Handling Timeout Errors
When a request times out, the SDK raises an APITimeoutError:
begin
response = client.chat.completions.create(
{
model: 'gpt-4',
messages: [{role: 'user', content: 'Hello!'}]
},
timeout: 5.0
)
rescue OpenAI::Errors::APITimeoutError => e
puts "Request timed out: #{e.message}"
puts "URL: #{e.url}"
# Handle timeout - maybe retry with longer timeout or use streaming
end
Timeout Error Details
The APITimeoutError inherits from APIConnectionError and includes:
# lib/openai/errors.rb:124-145
class APITimeoutError < OpenAI::Errors::APIConnectionError
def initialize(
url:,
status: nil,
headers: nil,
body: nil,
request: nil,
response: nil,
message: "Request timed out."
)
super
end
end
message
string
default:"Request timed out."
Error message
Timeout vs. Retry Interaction
Timeouts interact with retries in important ways:
client = OpenAI::Client.new(
api_key: 'your-api-key',
timeout: 30.0,
max_retries: 2
)
# If the first attempt times out after 30s,
# retries will still be attempted, but each retry
# gets a fresh 30s timeout window
The total time a request can take is approximately timeout * (max_retries + 1). A 30 second timeout with 2 retries could take up to 90 seconds.
Timeout Best Practices
Use shorter timeouts for simple requests
For simple chat completions or embeddings, use shorter timeouts:client.chat.completions.create(
{model: 'gpt-3.5-turbo', messages: messages},
timeout: 30.0
)
Use longer timeouts for complex operations
For image generation, audio processing, or long completions:client.images.generate(
{model: 'dall-e-3', prompt: prompt},
timeout: 120.0
)
Consider streaming for long responses
Instead of increasing timeout, use streaming to get incremental results:client.chat.completions.create(
{
model: 'gpt-4',
messages: messages,
stream: true
},
timeout: 60.0 # Shorter timeout for initial connection
) do |chunk|
print chunk.choices.first.delta.content
end
Set appropriate timeouts for your environment
Consider network latency and reliability:
- Low-latency environments: 30-60 seconds
- High-latency or unreliable networks: 120-300 seconds
- Background jobs: 600+ seconds
The SDK includes the timeout value in request headers for debugging:
# lib/openai/internal/transport/base_client.rb:294-297
timeout = opts.fetch(:timeout, @timeout).to_f.clamp(0..)

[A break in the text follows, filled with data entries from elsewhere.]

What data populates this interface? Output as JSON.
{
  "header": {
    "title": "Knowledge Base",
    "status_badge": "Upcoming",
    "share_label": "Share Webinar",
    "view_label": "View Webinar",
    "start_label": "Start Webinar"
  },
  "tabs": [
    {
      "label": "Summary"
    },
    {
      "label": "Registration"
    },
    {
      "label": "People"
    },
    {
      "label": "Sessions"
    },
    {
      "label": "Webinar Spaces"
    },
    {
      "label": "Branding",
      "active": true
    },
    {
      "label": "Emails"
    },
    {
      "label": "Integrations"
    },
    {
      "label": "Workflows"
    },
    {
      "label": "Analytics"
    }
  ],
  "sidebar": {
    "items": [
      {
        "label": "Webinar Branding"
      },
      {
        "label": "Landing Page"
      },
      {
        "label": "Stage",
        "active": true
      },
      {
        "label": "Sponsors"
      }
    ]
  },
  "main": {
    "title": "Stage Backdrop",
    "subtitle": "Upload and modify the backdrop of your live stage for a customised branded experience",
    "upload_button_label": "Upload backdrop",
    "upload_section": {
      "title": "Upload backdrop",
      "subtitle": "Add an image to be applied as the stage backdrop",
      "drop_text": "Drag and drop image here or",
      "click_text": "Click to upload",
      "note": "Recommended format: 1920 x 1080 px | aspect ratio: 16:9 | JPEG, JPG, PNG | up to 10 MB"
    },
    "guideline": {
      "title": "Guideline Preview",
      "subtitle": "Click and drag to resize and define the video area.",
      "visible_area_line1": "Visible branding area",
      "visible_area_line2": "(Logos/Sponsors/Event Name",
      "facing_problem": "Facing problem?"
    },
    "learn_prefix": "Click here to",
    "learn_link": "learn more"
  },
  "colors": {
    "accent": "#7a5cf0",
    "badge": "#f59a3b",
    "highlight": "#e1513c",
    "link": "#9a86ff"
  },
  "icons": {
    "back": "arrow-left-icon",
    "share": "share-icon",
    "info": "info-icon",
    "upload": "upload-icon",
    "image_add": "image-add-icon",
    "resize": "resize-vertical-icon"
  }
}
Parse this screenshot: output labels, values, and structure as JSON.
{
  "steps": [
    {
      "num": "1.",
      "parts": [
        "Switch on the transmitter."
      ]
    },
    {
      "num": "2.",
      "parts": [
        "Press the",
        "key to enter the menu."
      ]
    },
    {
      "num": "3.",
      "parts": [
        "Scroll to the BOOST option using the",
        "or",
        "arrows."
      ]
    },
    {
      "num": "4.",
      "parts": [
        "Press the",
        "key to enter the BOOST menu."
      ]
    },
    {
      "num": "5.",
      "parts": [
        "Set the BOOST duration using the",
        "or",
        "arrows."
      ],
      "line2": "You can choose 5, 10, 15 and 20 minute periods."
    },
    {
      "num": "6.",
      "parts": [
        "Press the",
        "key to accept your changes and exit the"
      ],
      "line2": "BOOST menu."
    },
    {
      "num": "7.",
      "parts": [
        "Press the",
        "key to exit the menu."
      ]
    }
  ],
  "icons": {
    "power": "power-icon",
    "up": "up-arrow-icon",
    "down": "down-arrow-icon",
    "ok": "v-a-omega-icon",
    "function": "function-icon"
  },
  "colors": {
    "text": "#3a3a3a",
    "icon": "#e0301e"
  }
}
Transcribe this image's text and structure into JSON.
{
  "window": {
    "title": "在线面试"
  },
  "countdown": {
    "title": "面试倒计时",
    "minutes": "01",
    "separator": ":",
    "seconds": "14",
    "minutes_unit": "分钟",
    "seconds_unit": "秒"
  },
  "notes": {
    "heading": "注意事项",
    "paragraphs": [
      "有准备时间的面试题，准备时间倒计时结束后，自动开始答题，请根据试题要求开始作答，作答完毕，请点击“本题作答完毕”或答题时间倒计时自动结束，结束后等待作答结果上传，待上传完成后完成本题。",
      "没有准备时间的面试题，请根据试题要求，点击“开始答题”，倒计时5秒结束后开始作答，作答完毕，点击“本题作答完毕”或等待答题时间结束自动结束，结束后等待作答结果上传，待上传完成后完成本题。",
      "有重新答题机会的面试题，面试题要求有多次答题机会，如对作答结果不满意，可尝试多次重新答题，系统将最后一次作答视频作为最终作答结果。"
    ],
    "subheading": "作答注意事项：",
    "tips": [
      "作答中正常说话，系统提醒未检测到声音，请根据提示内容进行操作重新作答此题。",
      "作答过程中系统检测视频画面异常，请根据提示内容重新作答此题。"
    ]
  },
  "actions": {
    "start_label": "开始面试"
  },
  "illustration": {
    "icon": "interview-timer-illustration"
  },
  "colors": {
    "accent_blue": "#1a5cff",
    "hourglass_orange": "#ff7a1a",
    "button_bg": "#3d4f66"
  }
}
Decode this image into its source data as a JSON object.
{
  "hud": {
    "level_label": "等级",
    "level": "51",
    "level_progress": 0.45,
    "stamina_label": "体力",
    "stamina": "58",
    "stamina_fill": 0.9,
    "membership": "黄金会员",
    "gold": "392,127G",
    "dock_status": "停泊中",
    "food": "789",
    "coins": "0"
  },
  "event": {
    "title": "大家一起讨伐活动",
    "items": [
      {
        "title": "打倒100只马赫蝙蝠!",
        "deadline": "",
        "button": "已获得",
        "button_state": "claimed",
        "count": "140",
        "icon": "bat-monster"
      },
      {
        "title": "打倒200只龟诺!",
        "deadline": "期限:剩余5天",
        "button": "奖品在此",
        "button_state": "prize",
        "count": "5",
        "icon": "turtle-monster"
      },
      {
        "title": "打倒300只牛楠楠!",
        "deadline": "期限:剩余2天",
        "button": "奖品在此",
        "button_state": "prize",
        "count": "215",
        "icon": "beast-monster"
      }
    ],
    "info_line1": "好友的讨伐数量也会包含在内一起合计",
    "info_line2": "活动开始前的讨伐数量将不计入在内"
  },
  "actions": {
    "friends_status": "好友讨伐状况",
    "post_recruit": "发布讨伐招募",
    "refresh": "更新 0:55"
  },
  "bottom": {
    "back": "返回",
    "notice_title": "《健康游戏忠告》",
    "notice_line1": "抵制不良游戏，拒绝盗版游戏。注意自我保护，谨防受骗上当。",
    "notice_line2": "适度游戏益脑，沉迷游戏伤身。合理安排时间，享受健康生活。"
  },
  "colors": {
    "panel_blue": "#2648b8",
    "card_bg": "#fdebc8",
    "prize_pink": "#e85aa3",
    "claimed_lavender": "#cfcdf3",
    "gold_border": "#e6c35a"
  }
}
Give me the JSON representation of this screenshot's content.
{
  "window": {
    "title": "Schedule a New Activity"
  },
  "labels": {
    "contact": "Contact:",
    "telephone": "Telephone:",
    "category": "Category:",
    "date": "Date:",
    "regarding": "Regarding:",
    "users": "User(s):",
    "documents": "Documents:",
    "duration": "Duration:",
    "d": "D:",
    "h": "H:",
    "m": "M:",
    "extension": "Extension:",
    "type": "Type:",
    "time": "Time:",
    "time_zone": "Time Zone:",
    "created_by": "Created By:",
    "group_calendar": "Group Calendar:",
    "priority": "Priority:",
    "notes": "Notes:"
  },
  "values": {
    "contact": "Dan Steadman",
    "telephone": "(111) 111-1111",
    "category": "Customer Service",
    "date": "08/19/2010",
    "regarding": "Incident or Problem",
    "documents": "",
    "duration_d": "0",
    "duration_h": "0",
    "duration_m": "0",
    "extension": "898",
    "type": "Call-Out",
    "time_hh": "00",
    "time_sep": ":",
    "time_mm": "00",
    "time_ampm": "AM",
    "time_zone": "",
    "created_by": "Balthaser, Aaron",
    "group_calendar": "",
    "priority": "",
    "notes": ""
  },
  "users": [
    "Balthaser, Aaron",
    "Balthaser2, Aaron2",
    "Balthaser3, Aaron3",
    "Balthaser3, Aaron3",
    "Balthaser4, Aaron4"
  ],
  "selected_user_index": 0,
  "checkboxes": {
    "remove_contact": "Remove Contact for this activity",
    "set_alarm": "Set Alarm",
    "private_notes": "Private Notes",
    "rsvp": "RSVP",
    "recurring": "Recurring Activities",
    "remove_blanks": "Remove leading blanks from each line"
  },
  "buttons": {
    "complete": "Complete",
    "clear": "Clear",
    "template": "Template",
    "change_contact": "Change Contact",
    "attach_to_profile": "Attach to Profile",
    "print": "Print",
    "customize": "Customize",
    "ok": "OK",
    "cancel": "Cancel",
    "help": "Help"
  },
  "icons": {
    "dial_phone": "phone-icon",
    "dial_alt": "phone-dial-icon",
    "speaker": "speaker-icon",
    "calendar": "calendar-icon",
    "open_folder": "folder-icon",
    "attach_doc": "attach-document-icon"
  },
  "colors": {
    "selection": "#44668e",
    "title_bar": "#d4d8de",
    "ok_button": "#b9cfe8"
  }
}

unless headers.key?("x-stainless-timeout") || timeout.zero?
headers["x-stainless-timeout"] = timeout.to_s
end
This allows OpenAI’s servers to see the client-side timeout configuration, which can help with debugging timeout issues.
Complete Example
require 'openai'
# Create client with moderate default timeout
client = OpenAI::Client.new(
api_key: ENV['OPENAI_API_KEY'],
timeout: 60.0, # 1 minute default
max_retries: 2
)
# Quick request with short timeout
begin
response = client.chat.completions.create(
{
model: 'gpt-3.5-turbo',
messages: [{role: 'user', content: 'Quick question'}]
},
timeout: 10.0
)
puts response.choices.first.message.content
rescue OpenAI::Errors::APITimeoutError => e
puts "Request timed out after 10 seconds"
end
# Long request with extended timeout
begin
response = client.chat.completions.create(
{
model: 'gpt-4',
messages: [
{role: 'system', content: 'You are a helpful assistant.'},
{role: 'user', content: 'Write a detailed essay...'}
],
max_tokens: 4000
},
timeout: 300.0 # 5 minutes for long response
)
puts response.choices.first.message.content
rescue OpenAI::Errors::APITimeoutError => e
puts "Long request timed out"
# Maybe switch to streaming for very long responses
end
# Streaming avoids timeout issues for long responses
client.chat.completions.create(
{
model: 'gpt-4',
messages: messages,
stream: true
},
timeout: 60.0 # Only need timeout for initial connection
) do |chunk|
print chunk.choices.first.delta.content
end
For production applications, configure timeouts based on your actual usage patterns and monitor timeout errors to tune the values appropriately.